Tendrils Compute

Mission Statement

Current Architecture Landscape

Since the early 2000s, the free lunch of single-core CPU performance has ended. As both transistor size and clock frequencies cannot be scaled easily, we’ve seen only slow progress with occasional architectural improvements. The main driver for CPU performance in the last two decades has been going multi-core, but CPUs have largely kept the fundamental architecture from a time when everything was running on a single core. This has resulted in incredibly large overhead for communication between cores with a single large memory space shared by all cores. This means every single load and store instruction is a global instruction and requires all caches to be kept globally coherent, leading to scalability limited to a few cores.

GPUs scale to a large number of cores and can make better use of high-bandwidth memory, but have a more restrictive programming model which works well only for very few algorithms.

Engineers have tried to innovate on new general-purpose architectures, especially within academia. The results are architectures that are more efficient or performant, but that rely on either the programmer managing all the clever architectural elements themselves – which hinders adoption – or a magic compiler that can do this work for the programmer – which rarely works well in practice.

Interaction Net Processor

We are building a novel computer architecture based on interaction nets, a model of computation that is inherently parallel, local, and general. These properties allow the design of a massively parallel architecture that can be programmed straightforwardly with a high-level programming language.

The generality of interaction nets means we can use a straightforward programming model for the chips, as interaction nets are well suited as a compilation target for a high-level programming language. The crucial change in our compiler is that instead of throwing away information about the dependencies in the program and linearizing everything to a sequence of instructions, we keep this information all the way down so that it is accessible to the hardware. So unlike CPU cores which at run-time try to re-extract some of this information with out-of-order scheduling, our hardware can directly make use of dependency information to distribute the workload over all the available cores.

Furthermore, the locality of operations allows us to design the memory model with local SRAM memories, eliminating global cache coherency protocols and reducing access latency, bus contention, and energy usage.

Combining these properties allows the architecture to scale effectively to thousands of cores.

Economic Viability

With the key advantages of our architecture, we expect it to ultimately improve both performance and energy efficiency for most workloads currently running on CPUs. For the first version of our chip, this will not be the case for all workloads, due to the enormous engineering efforts that have already gone into CPU design, and needing to start on a slightly older process node. Still, there are applications that will benefit enormously from our chips, even in the beginning. These are algorithms that are highly parallel yet don’t run well on GPUs due to complex control flow or irregular memory access patterns, including ones found in financial portfolio optimization, mixed integer programming, shipping route optimization, graph neural networks, and telecom base stations.

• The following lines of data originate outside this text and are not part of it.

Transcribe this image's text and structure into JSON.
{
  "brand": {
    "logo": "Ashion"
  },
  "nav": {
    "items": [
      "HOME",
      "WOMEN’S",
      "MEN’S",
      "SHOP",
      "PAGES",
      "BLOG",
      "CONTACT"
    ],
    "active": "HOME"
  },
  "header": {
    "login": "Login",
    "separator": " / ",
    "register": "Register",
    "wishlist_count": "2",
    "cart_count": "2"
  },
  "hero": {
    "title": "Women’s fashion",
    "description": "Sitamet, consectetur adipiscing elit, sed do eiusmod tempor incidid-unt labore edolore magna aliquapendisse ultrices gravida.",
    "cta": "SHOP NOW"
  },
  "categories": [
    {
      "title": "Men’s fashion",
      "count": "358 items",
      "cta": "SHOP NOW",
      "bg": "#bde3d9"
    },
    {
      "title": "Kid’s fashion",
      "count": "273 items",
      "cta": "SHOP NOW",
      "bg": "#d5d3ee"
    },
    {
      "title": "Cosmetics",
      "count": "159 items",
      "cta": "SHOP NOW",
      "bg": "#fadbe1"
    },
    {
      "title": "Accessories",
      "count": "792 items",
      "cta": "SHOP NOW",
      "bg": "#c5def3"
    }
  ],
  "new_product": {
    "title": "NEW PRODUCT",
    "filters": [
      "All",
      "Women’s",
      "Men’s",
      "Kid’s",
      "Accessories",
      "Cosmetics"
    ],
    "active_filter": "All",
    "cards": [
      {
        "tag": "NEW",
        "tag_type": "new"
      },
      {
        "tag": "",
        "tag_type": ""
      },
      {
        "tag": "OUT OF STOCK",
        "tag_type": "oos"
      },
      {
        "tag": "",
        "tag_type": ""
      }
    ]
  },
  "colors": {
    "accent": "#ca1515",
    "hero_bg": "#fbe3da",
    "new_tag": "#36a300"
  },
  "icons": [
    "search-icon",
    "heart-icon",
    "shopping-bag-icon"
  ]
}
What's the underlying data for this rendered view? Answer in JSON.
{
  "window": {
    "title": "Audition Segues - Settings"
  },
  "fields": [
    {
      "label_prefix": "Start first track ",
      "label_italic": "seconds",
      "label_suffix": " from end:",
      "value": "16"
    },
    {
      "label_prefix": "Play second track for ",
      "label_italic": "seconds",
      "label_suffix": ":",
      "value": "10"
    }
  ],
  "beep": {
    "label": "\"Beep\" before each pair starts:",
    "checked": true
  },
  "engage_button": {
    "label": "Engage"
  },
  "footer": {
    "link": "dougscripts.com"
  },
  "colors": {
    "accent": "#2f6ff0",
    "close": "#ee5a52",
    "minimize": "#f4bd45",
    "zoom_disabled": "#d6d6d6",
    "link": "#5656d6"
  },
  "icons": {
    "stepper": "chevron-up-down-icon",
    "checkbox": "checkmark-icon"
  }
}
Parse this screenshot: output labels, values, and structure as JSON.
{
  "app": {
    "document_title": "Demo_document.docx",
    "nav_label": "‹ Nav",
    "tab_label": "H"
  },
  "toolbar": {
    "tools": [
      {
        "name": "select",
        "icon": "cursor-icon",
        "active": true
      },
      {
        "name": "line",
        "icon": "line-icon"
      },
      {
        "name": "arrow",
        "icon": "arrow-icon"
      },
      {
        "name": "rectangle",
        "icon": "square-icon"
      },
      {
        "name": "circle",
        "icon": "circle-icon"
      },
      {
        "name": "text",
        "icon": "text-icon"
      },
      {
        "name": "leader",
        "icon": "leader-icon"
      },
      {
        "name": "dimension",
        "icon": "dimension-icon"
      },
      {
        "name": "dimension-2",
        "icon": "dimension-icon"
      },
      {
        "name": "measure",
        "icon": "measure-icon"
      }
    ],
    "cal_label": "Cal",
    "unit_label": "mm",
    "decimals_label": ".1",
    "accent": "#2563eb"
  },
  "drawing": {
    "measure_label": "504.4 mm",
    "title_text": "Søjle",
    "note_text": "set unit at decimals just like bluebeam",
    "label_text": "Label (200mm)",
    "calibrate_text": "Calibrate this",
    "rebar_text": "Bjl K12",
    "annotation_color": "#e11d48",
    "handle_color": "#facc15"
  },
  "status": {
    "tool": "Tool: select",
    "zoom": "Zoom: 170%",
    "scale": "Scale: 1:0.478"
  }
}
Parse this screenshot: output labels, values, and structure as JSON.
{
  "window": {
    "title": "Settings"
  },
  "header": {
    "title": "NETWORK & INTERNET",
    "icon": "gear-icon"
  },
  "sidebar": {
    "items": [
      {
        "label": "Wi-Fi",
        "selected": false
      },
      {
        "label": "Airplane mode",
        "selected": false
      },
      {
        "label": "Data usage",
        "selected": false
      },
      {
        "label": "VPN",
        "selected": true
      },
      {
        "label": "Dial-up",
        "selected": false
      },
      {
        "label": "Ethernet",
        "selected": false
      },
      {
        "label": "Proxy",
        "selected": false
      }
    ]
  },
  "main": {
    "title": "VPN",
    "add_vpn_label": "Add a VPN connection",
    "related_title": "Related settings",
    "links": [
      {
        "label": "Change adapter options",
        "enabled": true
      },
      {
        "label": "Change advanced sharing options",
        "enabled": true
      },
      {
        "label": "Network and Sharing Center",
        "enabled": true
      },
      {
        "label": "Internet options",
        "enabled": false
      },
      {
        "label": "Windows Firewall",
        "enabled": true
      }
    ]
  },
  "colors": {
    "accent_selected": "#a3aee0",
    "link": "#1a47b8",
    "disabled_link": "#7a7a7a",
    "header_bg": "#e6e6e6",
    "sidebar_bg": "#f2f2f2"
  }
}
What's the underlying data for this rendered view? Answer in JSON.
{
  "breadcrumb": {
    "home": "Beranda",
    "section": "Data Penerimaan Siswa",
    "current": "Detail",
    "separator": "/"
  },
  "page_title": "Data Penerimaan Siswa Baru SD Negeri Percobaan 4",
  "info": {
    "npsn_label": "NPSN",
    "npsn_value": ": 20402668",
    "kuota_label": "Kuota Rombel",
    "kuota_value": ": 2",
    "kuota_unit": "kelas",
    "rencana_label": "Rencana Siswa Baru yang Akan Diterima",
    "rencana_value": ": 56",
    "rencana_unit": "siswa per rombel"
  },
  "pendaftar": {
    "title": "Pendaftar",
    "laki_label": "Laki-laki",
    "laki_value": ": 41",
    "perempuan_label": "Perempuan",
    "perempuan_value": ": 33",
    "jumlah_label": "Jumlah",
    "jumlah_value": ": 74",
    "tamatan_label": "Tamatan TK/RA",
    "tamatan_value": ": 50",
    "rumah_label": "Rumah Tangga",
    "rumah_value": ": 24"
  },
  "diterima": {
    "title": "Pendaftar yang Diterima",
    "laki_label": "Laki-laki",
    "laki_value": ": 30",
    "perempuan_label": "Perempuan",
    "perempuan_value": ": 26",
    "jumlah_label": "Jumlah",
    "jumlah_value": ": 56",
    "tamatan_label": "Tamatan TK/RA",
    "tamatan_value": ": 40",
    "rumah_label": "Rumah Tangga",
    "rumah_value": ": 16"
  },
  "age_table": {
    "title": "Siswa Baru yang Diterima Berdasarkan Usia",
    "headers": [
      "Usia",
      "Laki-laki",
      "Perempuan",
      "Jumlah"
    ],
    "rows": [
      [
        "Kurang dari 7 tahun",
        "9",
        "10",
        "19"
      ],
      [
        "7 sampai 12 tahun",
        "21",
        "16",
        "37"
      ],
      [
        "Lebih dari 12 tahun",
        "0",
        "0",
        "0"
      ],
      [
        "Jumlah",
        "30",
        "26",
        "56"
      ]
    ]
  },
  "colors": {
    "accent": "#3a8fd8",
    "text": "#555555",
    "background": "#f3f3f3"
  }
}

This is similar to FPGAs that are made of bigger building blocks and not produced on the latest node, yet still outperform CPUs and GPUs in applications where CPUs/GPUs are ill-suited.

This means we can start commercializing with applications that already benefit from the early versions of our chips and potentially even the FPGA implementation. Unlike hardware accelerators, our chips are general-purpose, so as we continuously improve the architecture and manufacturing, we can take over more and more workloads currently running on CPUs.

Where We’re At

We have already built Vine, our high-level language and compiler stack that compiles directly down to interaction nets and allows programming of arbitrary algorithms. Moreover, we have implemented the first version of our core on FPGAs, showing a demo of the first ever interaction net program running natively in hardware at the FR8 demo day.

What’s Next

There is still lots of work to be done optimizing the cores, scaling it to our large FPGAs, and extending the Vine standard library, which will allow us to run the first benchmarks comparing against the current state-of-the-art in the applications we’re targeting first.